A few weeks ago whilst clearing out old mementos I found a sketch from my primary school days. It was a crude drawing of a band playing on stage, for the most part typical in regards to set up but at certain points it drifted into infantile trail-offs; colours appeared from nowhere, random toys cluttered the stage, and upon closer inspection the ban members seemed to station at different heights, some floating several feet of the ground whilst others crouched on the floor, limbs splayed awkwardly at angles both acute and obtuse.

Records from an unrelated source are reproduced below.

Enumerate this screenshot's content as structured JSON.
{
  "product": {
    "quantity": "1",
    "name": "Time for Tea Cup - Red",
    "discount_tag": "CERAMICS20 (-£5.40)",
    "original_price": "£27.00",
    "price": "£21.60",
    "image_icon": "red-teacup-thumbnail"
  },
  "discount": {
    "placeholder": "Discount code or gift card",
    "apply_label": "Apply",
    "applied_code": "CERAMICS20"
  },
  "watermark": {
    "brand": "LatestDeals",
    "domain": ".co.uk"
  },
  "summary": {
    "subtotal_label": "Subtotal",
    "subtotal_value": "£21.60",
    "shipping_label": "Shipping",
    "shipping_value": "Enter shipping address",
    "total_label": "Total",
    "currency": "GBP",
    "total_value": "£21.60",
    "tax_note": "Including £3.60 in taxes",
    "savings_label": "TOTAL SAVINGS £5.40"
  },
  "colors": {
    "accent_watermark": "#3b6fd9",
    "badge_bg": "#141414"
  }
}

Tokyo Japan's Shugo Tokumaru and his band bear this image fruit.
There is a complete child-like quality to his/their music too; the intricacies and discoveries of Shugo's guitar-playing, spinning hyperactive riffs into almost bubble-gum pop structures. 'Parachute' and 'Rum Hee' are kaleidoscopic wonders, hazy sixties hooks fed into the mouths of make-believe monsters and drawn over in felt tip.
Much further than on record Shugo's music is driven almost completely by percussion live. For the most part his four -piece backing band play a staggering amount and variety of percussive instruments, and when this is not enough Shugo himself often claps along or taps the body of his guitar. When the rhythm of the quartet is sufficient they can be found hitting toms and cymbals, whether full size or tiny replicas, tapping xylophones, triangles and glockenspiels, shaking maracas and bells and winding up toy ducks up towards a microphone.
It all adds to the shy naivety, yet breathtakingly ambitious and creative of Shugo's music. When he plays a cover of 'Video Killed The Radio Star' mid-set, reading syllable by syllable from a lyric sheet, everything falls perfectly in place and there is a surge of euphoria and bright-eyed wonder that has almost completely disappeared from music. Everyone in the crowd looks at each other in joy and astonishment, basking in the technicolour glow of musical perfection, the way people might have done ten years ago before Neutral Milk Hotel wrapped things up or twenty-odd years prior to that when Michael Jackson first entered the world of solo performance. That less than a hundred people experience such genius is damn-near criminal, but a couple decades from now its almost certain that every audience member will look back with the same reverence. Utterly fantastic.